Journey to Rainbow Island Review

Hi all, time for something a little different – but not too different!

I was very kindly given a copy of Journey to Rainbow Island to review. It’s a book by Christie Hsiao that has also been turned into a game that you can play on Facebook, Android or iPhone for free.

Journey to Rainbow Island Cover

So, I’ve not done a book review in a long time so here goes!

Journey to Rainbow Island is a Fantasy Story aimed at kids that are probably 6-10, so I’m not exactly the target audience, but I’ll try my best here!

Plot Summary

Rainbow Island is a land of peace, love and harmony. There lives a girl called Yu-Ning with her friends, teachers and magical creatures.

One day, an evil warlock summons a dragon to attack Rainbow Island and steal the precious crystals that give Rainbow Island its rainbow. During this time, Yu-Ning’s best friend Romeo is captured. Yu-Ning learns that it is her destiny to save him and slay the dragon. She sets off on an adventure to do just that.

Journey to Rainbow Island Dragon

The dragon!

My thoughts

Before going into the plot – I’d like to mention that this book is illustrated, and the illustrations are really nice and suit the book really well. There’s usually one for each main character or major event. Have a look at the Character Page here for some of the illustrations of the characters that appear.

One of my favourite characters is Suparna – based on the mythical bird also known as Sparna or Garuda. Why? He’s a massive Rainbow Bird, and that’s pretty cool.

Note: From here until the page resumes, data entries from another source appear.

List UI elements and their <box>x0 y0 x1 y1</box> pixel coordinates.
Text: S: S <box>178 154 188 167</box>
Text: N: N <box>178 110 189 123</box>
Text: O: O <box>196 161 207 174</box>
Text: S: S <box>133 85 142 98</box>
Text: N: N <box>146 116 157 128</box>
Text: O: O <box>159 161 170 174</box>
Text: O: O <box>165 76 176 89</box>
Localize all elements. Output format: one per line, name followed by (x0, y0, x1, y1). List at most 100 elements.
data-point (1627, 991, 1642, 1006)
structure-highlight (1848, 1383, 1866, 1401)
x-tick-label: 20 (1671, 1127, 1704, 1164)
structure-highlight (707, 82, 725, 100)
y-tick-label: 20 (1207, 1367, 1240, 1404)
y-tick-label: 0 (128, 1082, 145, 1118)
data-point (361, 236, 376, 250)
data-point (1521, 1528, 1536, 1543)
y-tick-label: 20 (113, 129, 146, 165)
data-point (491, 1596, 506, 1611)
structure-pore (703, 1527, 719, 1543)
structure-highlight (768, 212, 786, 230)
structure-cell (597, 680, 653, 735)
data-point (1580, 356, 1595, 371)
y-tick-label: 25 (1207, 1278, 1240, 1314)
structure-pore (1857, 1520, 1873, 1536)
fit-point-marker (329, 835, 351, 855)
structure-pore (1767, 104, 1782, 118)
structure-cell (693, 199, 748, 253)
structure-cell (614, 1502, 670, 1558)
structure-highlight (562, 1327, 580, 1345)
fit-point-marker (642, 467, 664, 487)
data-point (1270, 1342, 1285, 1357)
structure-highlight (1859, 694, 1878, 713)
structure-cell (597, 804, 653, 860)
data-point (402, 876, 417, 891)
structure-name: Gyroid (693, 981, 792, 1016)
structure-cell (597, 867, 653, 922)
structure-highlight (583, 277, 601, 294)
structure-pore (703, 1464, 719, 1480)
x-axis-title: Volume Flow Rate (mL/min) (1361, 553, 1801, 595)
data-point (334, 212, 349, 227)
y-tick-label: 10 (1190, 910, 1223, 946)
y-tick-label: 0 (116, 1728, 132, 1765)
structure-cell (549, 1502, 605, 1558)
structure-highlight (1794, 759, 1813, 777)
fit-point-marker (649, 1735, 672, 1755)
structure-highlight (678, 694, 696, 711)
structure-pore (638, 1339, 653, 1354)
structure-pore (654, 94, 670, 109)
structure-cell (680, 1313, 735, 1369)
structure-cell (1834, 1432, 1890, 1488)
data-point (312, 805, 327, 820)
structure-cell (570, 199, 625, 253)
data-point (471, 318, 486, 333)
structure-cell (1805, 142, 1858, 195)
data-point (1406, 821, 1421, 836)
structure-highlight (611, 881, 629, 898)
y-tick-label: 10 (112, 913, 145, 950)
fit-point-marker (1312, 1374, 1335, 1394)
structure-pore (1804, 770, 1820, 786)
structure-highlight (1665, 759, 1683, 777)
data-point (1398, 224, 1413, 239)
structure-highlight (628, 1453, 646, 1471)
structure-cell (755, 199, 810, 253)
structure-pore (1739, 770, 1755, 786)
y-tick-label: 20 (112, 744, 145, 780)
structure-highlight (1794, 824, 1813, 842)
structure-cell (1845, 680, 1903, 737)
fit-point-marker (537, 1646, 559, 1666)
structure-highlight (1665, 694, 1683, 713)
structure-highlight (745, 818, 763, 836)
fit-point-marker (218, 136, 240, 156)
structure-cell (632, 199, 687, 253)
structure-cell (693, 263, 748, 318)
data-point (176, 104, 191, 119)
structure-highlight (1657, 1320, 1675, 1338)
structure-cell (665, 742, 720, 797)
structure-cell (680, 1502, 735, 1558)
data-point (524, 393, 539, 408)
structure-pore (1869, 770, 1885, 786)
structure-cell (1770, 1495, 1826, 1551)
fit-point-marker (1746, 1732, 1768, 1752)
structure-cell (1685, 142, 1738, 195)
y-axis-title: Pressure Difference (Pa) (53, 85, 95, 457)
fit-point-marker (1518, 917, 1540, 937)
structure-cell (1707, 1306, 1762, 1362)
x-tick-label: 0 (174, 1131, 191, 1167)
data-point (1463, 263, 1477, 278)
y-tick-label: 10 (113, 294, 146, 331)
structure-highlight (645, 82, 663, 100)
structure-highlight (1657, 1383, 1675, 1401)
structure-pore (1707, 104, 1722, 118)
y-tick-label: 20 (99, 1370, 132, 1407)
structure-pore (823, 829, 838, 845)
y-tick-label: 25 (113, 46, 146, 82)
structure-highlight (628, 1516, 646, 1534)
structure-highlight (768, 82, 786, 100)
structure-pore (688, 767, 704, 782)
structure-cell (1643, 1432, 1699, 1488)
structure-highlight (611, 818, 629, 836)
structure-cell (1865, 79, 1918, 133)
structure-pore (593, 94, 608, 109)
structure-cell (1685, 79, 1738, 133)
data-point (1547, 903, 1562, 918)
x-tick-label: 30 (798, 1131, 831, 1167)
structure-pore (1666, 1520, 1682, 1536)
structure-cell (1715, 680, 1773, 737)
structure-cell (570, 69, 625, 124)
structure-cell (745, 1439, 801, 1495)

Journey to Rainbow Island Superna

See, Rainbow Bird

And well, I’ve played Shin Megami Tensei games before, and Suparna/Sparna/Garuda is often seen in those games.

Suparna Shin Megami Tensei

Not a rainbow bird :(

Anyway, the actual book. I usually quite enjoy books set in Fantasy universes with dragons and stuff, even if they are for a younger audience (heck, one of my favourite book series is Finn Family Moomintroll which is usually in the 7-9 year-old section at Waterstones).

This book however, although it was not out-right bad, I can’t really call it more than “OK”.

The message throughout the book is “love will show the way, all problems can be solved if you believe” which is a lovely message. It is laid on rather thick. However, Yu-Ning’s love and belief is so strong and unwavering that you never felt that she was in any true danger. I’m not saying I wanted harm to come to her, just maybe I would have liked a solution to a problem to be more than “I will get everyone here to believe in the light inside them to overcome the darkness!”. I would have liked to be left wondering, even for a short time.

The plot works very much like the plot of an old game (and even some current games). I could easily imagine controlling Yu-Ning from a top-down perspective, talking to people in a village, finding out what objective is (for example: find Balthazar) and then go to the place and solve the problem (the lift to see Balthazar is out of order) and it would be rather cool. I imagine a fun little game could be made on RPG Maker that follows this story.

I’m afraid that the plots of many of these kind of games – although they’re fine, they’re predictable. And although we might not be able to guess where Yu-Ning may journey to, it’s pretty obvious that when she gets there she will wipe out the injustice being done, and move on.

Journey to Rainbow Island Balthazar

This is Balthazar by the way

The writing itself is not bad. The descriptions of the environments and characters are quite vivid, and they do bring Rainbow Island and all the other locations to life. Even some of my favourite authors struggle with describing a character or location in a way that most people’s vision of them is consistent. However, I was never really able to identify with or fall in love with any particular character. I felt they lacked a certain depth for me to really care. Non of them were unlikable-but-supposed-to-be-likable which is a good thing! You’d be surprised at the amount of characters (especially in games) that I’m supposed to feel deeply for, or are supposed to be endearing, but really they’re just annoying. Thankfully, the author avoided that!

Overall – I accept that I’m not really the target audience here, so it probably did dampen my views of this book. I found the plot and characters to be mediocre, but the writing and illustrations to be quite good. It’s made quite clear at the end (I won’t spoil it) that there is ever potential for a sequel – I honestly think it would be well delivered as a game that focuses on solving puzzles.